A locker requires a three-digit code to open the lock. The code must contain one letter and two numbers, and no letter or number can be repeated. You can choose from among four letters, A, B, C, and D, and two numbers, 5 and 6.
The size of the sample space is (8, 16, 20, 24)

If a code is chosen at random, the probability that it has a letter that immediately follows an odd number is (1/8, 1/6, 1/3, 2/5, 2/3)

If a code is chosen at random, the probability that D is in the code but is not in the first position is (1/8, 1/6, 1/3, 2/5, 2/3)

Answer 1

So it can be:

Letter Number Number (and any permutation: Number Letter Number, or Letter Number Number). Three times one case.

For Letter Number Number, there are 4 letters and two numbers. Since numbers cannot be repeated, both of them must be used, because there must be two numbers. So, indeed:

4 * 2 * 1 = 8, but any permutation, so 8 * 3 = 24 is the sample size.

Second question: Must be,

5 Letter 6, so 4 cases: P= 4/24 = 1/6

Third question.
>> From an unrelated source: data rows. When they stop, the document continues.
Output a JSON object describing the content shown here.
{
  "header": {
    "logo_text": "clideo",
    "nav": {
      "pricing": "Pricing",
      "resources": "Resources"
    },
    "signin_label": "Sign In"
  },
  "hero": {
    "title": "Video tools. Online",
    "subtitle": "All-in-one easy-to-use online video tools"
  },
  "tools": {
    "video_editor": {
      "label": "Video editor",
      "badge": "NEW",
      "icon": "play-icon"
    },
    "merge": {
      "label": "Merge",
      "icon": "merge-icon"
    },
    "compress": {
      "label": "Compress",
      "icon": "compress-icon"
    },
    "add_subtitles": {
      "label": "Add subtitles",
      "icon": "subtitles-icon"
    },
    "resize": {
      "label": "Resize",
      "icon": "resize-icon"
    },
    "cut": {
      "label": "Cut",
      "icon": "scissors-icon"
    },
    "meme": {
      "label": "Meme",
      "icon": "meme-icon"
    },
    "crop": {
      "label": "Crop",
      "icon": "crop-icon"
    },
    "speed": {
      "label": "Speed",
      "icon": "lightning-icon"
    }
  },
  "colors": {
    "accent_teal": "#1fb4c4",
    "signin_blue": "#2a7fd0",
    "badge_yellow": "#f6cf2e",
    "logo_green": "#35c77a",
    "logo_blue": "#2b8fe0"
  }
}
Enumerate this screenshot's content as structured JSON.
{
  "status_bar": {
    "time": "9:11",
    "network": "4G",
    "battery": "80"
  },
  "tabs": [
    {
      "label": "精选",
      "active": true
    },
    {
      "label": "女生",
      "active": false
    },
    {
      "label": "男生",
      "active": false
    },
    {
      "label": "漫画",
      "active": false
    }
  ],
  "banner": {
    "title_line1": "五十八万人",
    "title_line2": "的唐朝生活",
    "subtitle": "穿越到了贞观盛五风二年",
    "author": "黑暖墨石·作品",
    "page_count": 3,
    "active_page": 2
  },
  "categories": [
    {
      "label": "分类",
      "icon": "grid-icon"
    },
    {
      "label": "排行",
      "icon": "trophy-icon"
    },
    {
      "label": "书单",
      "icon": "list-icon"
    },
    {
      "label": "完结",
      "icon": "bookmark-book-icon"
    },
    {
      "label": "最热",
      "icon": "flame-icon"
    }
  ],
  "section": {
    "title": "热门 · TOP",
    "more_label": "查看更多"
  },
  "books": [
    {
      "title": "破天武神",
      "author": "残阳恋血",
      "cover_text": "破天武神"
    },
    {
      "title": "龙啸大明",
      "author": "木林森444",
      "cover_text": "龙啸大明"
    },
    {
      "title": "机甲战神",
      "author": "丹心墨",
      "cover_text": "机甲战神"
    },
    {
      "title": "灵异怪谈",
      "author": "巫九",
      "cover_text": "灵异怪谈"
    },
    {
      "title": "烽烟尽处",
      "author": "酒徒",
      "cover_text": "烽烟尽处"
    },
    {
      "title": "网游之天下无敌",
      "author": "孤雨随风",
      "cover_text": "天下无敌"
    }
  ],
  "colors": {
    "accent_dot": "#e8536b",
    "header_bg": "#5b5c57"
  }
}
May be:

5 D 6, 6 D 5, 5 6 D, or 6 5 D

P = 4/24 =1/6, again!

Answer 2

Answer with explanation:

→→(A):

Number of digits required to make or open a lock = 3→ [1 letter +2 number]

Number of letters from which we have to choose , 1 Letter = 4={A,B,C,D}

Number of digits from which we have to choose a digit =2={5,6}

Size of the Sample Space

                          =Choosing a letter from 4 letters × Placing 2 numbers that is 5 and 6.

={(A,5,6),(B,5,6),(C,5,6),(D,5,6)}

→Each of the 3 digit lock has ,3! or

                                 $_{3}^{3}\textrm{P}$

=6, distinct arrangement.

So, total Size of sample Space=6 × 4=24 ⇒→Option D

→→(B):

There is one odd number, that is, 5,so the odd number must come in between the three digit code, Out of 24, sample space .

So, Favorable Outcome={(6 5 A),(6 5 B),(6 5 C),(6 5 D)}=4  

Required Probability

         $=\frac{\text{Total Favorable Outcome}}{\text{Total Possible Outcome}}\\\\=\frac{4}{24}\\\\=\frac{1}{6}$

Option B

$=\frac{1}{6}$

→→(C):

Out of 24 , three digit codes, number of codes in which D is in the code but is not in the first position ={(5,D,6),(6,D,5),(5,6,D),(6,5,D)}=4  

Required Probability

         $=\frac{\text{Total Favorable Outcome}}{\text{Total Possible Outcome}}\\\\=\frac{4}{24}\\\\=\frac{1}{6}$

Option B

$=\frac{1}{6}$